A direita que finge combater o crime vende ao eleitorado um discurso linha dura claramente inspirado em Nayib Bukele – político de extrema direita que desde 2019 é presidente de El Salvador e investiu em autoritarismo e encarceramento em massa para combater narcotraficantes – e vai entregar na economia reformas à moda de Javier Milei, o presidente argentino que lidera os hermanos com cortes robustos em gastos públicos.

Se é consenso que a Argentina precisava passar por algum choque econômico para debelar a inflação sem controle, Milei parece ter nenhum pudor em infligir aos mais pobres as dores do ajuste, no melhor estilo neoliberalismo dos anos 1980 e 1990.

Ainda que as condições macroeconômicas brasileiras sejam muito mais favoráveis que as argentinas, a Faria Lima entraria em êxtase se tivéssemos um governo disposto a apertar ainda mais a vida do trabalhador, como Milei propõe na Argentina, com a defesa de jornadas de até 12 horas por dia, na contramão da busca por um melhor equilíbrio entre trabalho e o direito ao lazer e cuidar da família, o que demanda mais e não menos direitos trabalhistas.

Na promoção “compre Bukele, ganhe Milei” da direita brasileira, pouco importa se o secretário de Segurança de São Paulo e deputado federal Guilherme Derrite (PP) cometeu uma série de equívocos ao relatar o projeto de lei antifacção proposto pelo governo Lula.

Ele conta com o apoio do presidente da Câmara dos Deputados, Hugo Mota (Republicanos-PB), que lhe entregou de mão beijada a relatoria do projeto de modo a fomentar a candidatura ao Planalto do governador Tarcísio de Freitas, que integra o mesmo partido e recentemente disse que o Brasil precisa trocar de CEO, como se administrar uma das 10 maiores economias do mundo e uma sociedade complexa fosse uma questão técnica, aprendida em manuais que formam gerentões.

As (supostas) trapalhadas de Derrite que vêm sendo apontadas por especialistas em segurança pública e membros do Ministério Público e da Polícia Federal não devem reduzir os efeitos eleitorais benéficos à direita dessa agenda a la Bukele.

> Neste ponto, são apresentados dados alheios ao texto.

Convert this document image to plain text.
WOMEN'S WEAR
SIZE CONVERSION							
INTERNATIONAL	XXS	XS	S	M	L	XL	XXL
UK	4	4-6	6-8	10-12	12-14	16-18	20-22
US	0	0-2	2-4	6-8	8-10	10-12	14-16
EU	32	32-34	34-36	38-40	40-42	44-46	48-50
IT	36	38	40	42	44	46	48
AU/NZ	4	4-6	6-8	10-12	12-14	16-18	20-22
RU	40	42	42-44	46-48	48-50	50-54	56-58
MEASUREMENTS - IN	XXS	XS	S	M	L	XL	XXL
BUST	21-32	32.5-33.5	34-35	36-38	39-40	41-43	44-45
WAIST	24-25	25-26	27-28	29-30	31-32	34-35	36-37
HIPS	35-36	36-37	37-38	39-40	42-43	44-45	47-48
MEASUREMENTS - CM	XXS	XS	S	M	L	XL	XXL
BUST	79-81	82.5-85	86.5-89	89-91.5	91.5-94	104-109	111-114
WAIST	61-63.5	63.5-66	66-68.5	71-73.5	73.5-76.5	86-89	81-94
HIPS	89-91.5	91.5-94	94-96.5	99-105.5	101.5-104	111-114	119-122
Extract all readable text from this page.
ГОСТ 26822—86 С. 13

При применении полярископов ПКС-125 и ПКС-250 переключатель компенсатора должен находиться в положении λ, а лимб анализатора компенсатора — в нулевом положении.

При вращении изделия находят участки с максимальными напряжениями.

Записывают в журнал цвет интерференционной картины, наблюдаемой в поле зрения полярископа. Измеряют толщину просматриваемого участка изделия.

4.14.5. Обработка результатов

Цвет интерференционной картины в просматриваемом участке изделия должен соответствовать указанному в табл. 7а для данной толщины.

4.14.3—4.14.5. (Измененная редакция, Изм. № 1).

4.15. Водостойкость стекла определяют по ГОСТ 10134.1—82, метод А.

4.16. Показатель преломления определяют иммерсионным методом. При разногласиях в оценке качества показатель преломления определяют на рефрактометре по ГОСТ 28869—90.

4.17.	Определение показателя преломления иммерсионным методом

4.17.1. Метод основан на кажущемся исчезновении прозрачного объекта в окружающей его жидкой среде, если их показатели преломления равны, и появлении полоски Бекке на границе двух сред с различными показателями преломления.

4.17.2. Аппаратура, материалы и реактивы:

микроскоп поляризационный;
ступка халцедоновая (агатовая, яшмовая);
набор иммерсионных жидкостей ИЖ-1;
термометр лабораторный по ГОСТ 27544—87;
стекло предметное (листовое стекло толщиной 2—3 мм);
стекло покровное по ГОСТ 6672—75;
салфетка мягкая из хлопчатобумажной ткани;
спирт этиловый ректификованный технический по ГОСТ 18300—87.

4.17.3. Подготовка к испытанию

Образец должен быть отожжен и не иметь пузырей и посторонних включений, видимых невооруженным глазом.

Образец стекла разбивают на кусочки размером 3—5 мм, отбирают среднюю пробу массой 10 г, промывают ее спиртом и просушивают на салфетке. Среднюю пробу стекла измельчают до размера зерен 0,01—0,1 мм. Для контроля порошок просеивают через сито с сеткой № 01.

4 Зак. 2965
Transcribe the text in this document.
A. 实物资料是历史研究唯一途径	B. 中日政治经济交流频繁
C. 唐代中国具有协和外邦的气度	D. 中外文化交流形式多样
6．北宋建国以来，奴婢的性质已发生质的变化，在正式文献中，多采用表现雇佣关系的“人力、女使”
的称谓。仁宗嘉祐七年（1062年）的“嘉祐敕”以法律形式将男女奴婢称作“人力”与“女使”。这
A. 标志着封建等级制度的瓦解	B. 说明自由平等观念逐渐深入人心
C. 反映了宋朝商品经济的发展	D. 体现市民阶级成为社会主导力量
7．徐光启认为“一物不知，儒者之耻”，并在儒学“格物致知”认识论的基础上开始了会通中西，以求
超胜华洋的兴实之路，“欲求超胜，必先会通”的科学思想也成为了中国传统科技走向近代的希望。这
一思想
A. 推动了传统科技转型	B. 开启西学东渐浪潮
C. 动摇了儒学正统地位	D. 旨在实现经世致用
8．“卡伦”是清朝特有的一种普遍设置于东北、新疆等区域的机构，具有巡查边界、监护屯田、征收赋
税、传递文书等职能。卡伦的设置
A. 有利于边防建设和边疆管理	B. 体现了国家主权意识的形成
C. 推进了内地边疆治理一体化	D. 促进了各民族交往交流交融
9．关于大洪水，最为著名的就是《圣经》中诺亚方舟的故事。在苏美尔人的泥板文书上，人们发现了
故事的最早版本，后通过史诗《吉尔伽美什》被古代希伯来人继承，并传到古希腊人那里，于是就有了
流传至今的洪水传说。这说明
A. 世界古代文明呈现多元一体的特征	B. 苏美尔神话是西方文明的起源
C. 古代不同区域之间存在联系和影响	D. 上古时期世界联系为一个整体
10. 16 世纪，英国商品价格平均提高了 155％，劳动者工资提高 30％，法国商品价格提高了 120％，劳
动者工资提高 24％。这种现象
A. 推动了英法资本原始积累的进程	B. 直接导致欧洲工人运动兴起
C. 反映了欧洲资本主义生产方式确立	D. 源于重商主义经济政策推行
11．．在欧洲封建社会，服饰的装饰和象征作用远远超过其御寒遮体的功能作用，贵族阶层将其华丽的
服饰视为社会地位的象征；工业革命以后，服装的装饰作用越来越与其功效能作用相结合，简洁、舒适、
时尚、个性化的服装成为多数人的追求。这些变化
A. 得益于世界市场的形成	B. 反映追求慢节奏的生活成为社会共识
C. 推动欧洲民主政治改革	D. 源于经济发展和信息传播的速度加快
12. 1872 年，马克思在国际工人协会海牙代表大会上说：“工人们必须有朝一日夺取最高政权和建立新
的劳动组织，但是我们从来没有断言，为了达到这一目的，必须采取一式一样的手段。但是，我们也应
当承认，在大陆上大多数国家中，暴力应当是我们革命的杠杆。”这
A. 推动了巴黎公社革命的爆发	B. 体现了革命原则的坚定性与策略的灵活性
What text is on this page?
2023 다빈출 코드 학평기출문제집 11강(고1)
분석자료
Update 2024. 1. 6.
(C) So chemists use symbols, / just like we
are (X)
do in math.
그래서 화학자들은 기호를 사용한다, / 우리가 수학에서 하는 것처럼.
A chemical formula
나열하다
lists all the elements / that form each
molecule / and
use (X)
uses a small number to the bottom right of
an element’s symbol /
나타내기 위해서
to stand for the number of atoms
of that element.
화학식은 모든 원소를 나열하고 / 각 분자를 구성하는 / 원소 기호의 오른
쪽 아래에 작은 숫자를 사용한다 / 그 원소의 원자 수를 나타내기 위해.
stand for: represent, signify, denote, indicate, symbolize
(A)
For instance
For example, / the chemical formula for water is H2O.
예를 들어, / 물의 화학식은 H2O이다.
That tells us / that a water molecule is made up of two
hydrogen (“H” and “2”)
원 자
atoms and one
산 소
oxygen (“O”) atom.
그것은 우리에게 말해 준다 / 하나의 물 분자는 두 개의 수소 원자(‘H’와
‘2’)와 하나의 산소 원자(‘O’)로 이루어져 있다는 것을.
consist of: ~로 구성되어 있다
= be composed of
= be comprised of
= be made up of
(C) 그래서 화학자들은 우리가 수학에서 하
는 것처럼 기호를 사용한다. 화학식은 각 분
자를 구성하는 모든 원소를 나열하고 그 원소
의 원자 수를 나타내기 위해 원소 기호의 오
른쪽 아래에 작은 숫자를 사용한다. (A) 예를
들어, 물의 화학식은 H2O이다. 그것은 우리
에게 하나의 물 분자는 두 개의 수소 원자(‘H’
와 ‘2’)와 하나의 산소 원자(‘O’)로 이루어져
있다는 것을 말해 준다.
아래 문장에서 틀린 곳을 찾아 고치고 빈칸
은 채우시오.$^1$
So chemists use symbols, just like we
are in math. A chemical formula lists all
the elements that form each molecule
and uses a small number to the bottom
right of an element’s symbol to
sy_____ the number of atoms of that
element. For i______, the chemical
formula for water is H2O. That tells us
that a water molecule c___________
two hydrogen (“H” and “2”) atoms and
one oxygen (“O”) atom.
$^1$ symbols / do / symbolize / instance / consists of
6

Isso porque pesquisas de opinião pública mostram que até 2/3 da população aprovaram a operação policial empreendida pelo governador fluminense Cláudio Castro (PL) contra o Comando Vermelho que se tornou a mais letal da história do país.

Não se defendem aqui bandidos, senão o preceito constitucional de que todos devem ser devidamente julgados dentro dos parâmetros legais que não preveem pena de morte em tempos de paz. Dito isso, também é necessário ponderar que não há como medir o sucesso de uma operação policial pelo número de mortes que ela causa, mas, conforme sugeri acima, pela retomada de territórios dominados pelas facções odiosas que oprimem a população civil e já penetram o tecido socioeconômico do país. Não consta que o Comando Vermelho tenha perdido domínio sobre nenhuma área do Rio de Janeiro.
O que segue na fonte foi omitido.